Moving to the wisdom literature of the Proverbs, we see that impartiality is a wise principle for all people to live out, not merely the judges and civil authorities . . . or, in the case of Harvard, an institution that takes a huge amount of federal money and sits in judgment over many applicants. Proverbs 24:23 is crystal clear in this regard, stating flatly that it is not good to show partiality in one’s judgment.

Even more interesting, perhaps, is Proverbs 20:10 (see also Proverbs 11:116:1120:23), where God considers differing weights and measures to be an abomination. Numerous commentators have applied this concept beyond the world of merchants to encompass general corruption and other double standards, and Albert Barnes writes in his commentary that this verse has “a wider application to all judging one man by rules which we do not apply to ourselves or to another.” In light of the Harvard lawsuit, it’s hard to think of a more apt description for similarly-situated applicants differing so dramatically in their results, with the only major distinction being their ethnicity.

When we move to the New Testament, God is plainly declared to be impartial specifically in the area of nationalities (ethnei, from which we obtain our word ethnicity) in Acts 10:34-35. And the showing of partiality is clearly called sin in James 2:9.

The Bottom Line

Of course, none of this prohibits individual acts of mercy and charity, but whenever we move to the level of the “systemic,” as many social justice advocates love to do, we increasingly run into the dangers of showing partiality on a broader scale. In that vein, one of the most ironic things about Harvard’s affirmative action policies in admissions is that, while ostensibly designed to help account for past discrimination and arguably even present claims of discrimination against ethnic minorities, the policies themselves are acting as instruments of discrimination and partiality!
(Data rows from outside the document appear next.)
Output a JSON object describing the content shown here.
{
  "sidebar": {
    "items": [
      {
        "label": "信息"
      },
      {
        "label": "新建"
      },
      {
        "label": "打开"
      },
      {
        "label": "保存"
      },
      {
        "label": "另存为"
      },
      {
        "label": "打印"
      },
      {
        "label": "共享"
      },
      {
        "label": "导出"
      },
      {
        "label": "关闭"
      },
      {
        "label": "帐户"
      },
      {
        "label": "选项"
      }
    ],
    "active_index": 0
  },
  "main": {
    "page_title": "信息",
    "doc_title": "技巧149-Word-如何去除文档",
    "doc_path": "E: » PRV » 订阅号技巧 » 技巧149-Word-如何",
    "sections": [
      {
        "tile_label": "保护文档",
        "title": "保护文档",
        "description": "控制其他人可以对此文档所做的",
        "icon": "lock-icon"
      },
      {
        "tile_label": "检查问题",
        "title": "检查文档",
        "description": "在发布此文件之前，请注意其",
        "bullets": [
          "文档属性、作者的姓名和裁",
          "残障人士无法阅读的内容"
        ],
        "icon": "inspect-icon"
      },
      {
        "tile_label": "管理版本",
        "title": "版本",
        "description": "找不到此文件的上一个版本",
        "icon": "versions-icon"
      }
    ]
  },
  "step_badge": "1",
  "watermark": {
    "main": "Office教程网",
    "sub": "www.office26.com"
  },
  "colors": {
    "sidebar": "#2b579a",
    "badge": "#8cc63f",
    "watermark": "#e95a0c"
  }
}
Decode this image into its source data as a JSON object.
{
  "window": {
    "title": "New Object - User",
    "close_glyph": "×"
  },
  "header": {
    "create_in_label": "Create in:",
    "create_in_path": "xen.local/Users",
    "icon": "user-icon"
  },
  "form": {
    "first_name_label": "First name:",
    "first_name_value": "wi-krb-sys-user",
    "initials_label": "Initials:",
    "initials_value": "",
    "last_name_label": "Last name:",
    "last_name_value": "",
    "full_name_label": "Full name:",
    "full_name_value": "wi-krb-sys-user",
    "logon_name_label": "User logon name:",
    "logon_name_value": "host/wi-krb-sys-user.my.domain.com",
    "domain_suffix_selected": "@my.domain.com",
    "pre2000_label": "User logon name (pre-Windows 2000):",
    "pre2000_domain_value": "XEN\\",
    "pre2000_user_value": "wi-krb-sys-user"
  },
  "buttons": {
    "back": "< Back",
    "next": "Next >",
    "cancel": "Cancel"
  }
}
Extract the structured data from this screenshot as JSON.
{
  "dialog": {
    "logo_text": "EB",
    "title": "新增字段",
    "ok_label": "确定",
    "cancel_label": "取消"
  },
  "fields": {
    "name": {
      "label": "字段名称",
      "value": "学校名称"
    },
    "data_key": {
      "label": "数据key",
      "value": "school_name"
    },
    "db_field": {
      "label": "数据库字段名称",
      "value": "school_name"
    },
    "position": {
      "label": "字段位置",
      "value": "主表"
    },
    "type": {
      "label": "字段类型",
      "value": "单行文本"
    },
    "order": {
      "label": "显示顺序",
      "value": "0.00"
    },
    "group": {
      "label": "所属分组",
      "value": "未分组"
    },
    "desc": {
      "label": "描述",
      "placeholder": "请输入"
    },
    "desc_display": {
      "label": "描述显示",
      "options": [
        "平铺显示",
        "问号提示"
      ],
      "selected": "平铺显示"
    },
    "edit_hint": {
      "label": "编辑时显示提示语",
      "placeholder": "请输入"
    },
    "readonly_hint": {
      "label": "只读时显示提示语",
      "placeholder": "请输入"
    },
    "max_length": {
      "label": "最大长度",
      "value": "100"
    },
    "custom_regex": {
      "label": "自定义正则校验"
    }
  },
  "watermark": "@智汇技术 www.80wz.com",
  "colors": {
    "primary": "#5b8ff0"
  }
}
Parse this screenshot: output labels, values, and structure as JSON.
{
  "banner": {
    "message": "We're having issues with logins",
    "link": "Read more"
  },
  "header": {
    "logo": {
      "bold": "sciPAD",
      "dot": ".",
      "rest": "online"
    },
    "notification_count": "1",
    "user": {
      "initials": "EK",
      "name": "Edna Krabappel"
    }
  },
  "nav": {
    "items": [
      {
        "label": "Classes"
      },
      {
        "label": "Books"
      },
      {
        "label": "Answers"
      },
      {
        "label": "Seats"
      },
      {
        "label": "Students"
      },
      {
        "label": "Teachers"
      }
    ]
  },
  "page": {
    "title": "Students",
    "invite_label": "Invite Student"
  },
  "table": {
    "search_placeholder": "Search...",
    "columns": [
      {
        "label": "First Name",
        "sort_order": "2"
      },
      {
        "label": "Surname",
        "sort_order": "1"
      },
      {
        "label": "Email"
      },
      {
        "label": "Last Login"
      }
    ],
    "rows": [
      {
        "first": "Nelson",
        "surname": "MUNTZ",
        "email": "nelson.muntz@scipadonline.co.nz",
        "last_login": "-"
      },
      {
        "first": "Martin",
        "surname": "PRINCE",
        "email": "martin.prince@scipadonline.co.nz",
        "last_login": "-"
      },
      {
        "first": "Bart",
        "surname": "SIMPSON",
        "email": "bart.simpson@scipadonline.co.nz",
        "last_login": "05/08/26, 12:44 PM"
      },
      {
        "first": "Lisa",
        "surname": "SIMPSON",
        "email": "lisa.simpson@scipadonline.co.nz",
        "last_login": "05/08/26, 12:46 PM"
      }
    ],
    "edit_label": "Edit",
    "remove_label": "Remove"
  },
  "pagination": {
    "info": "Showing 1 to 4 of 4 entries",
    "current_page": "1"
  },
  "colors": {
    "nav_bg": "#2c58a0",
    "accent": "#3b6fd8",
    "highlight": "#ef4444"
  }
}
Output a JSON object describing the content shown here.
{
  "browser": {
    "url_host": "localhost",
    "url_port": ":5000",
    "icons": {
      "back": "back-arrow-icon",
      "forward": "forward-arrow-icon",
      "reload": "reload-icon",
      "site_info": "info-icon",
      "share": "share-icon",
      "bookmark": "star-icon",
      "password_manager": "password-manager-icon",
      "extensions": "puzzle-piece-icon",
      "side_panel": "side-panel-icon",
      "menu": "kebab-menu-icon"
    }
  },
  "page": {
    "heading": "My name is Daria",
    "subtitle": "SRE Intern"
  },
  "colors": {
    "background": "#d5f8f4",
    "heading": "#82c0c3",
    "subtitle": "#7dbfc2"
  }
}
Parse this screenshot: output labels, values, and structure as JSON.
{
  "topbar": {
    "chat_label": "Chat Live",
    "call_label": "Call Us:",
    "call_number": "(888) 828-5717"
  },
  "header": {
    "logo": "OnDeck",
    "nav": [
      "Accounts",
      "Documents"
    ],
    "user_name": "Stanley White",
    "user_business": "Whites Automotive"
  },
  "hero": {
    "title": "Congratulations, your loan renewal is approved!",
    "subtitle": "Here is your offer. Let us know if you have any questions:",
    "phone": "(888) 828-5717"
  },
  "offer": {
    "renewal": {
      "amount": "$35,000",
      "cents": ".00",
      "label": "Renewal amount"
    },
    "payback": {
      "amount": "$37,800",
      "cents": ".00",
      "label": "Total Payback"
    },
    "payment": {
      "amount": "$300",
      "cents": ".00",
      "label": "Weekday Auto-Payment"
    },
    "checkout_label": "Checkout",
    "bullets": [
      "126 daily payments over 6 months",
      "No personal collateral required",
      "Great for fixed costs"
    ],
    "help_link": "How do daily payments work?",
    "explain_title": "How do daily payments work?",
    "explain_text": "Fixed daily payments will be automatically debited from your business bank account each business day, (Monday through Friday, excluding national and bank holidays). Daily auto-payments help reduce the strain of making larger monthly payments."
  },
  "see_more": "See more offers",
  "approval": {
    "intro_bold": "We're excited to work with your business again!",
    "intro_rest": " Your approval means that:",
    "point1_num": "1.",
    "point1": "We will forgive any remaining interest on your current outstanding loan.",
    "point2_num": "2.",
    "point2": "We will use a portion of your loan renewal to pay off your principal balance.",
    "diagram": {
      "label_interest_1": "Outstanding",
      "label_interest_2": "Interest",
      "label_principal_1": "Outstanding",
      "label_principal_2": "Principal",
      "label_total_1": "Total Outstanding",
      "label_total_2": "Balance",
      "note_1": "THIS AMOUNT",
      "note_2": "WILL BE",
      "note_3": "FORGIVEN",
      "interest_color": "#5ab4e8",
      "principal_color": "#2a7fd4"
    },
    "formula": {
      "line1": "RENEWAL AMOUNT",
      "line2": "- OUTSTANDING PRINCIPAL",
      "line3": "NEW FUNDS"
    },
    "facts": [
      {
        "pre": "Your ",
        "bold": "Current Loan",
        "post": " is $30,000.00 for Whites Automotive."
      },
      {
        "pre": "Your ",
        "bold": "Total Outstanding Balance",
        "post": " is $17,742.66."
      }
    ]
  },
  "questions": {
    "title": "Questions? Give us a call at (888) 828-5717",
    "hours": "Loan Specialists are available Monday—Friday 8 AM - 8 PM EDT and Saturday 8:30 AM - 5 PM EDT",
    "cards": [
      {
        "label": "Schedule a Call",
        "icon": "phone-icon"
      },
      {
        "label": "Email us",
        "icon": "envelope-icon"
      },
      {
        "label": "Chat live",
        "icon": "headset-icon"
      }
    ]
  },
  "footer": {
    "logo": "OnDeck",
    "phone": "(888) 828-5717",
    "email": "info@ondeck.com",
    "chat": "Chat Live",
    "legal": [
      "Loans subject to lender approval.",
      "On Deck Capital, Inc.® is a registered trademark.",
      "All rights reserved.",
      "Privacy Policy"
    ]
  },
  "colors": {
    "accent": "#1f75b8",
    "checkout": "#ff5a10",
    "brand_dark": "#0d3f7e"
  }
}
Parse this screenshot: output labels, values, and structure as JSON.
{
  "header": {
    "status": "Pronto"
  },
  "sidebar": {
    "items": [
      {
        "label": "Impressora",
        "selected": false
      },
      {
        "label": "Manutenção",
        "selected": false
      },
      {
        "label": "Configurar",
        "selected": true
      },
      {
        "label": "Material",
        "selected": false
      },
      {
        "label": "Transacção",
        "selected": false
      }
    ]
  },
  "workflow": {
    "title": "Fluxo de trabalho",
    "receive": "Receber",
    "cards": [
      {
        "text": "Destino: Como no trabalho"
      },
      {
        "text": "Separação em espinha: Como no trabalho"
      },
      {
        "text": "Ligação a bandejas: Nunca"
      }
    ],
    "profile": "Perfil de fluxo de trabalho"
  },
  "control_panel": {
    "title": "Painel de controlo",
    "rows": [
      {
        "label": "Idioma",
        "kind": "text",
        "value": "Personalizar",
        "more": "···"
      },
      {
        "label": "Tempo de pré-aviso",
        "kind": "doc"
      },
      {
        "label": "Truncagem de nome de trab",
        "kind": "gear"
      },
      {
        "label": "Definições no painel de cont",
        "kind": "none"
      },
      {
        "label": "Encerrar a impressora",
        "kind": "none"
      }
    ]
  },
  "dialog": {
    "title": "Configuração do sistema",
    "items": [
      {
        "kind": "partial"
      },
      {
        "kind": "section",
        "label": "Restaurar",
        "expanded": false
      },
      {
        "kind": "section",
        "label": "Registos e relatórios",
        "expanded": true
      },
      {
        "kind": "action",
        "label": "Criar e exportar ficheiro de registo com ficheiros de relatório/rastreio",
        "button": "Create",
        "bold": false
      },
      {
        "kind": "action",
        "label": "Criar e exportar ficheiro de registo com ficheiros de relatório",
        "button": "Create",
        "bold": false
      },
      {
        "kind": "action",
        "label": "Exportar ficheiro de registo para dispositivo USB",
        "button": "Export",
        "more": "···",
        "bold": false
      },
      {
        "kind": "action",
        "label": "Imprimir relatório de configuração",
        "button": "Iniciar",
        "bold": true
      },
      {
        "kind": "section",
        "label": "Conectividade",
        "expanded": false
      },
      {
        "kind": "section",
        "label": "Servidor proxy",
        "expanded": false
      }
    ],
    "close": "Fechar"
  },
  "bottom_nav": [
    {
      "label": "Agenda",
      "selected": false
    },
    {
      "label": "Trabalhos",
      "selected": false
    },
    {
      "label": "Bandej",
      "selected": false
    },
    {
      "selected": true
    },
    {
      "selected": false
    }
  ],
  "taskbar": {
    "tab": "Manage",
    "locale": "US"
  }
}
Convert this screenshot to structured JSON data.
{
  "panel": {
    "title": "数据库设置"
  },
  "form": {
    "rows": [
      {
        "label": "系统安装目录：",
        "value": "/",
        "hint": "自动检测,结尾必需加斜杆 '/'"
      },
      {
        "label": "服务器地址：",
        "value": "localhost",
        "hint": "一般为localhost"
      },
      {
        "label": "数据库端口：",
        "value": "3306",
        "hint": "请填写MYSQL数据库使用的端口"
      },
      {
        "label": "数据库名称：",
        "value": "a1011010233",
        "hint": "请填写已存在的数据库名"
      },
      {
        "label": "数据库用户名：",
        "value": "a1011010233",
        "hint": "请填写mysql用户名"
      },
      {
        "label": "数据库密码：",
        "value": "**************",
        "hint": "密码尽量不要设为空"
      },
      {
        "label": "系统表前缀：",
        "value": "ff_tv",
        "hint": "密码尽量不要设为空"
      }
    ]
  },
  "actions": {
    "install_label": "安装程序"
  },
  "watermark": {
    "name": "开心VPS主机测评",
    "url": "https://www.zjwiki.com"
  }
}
Indeed, despite the fact that Asians themselves are an ethnic minority which has suffered from discrimination in this country, these Asian applicants have not only failed to benefit from Harvard’s practices, but they rather appear to have been penalized for their ethnicity. This is all the more curious given that Asians are not typically blamed for systematic oppression of and discrimination against other ethnic minorities in America.

To tease out that concept a bit more, it’s both interesting and telling that many of the Asian, Hispanic, and African American applicants to Harvard are actually first or second generation immigrants who could not credibly claim to have any nexus whatsoever to the worst examples of systemic discrimination in American history. So even if one accepts for the sake of argument some kind of biblical restitution model to support affirmative action, I would argue that certainly as it pertains to all immigrants specifically and all Asians generally, the wrong people are being benefited and penalized. (Of course, biblical restitution would typically require some kind of concrete underlying crime or sin with quantifiable and finite recompense, as opposed to the often vague and implied systemic behavior examined by complex multivariate analyses—of which “race” is only one variable—with seemingly infinite remedies demanded.)

To be clear, I am not some Asian nationalist who’s looking to advance his ethnic group’s interests out of some misguided sense of tribal pride. Indeed, my preference and desire would be for as much of this race-centric nonsense as possible to “go the way of all the earth” and into the dustbin of history, because this is what I believe the Scriptures and biblical justice would support.

But when a story involving a specific institution’s own race-centric policies establishes them to be as outrageously unfair as Harvard’s, well, let’s just say that I would appreciate the elegant poetic justice if these policies were to go to the Supreme Court and contribute to their own undoing, nationwide. Would that we could someday reach a point where even the conventional worldly wisdom stands decisively against such blatant offenses to biblical justice as the Harvard Asian admissions fiasco. Until then, I would be pleased if at least we in the church could understand and appreciate the Scriptural importance of impartiality.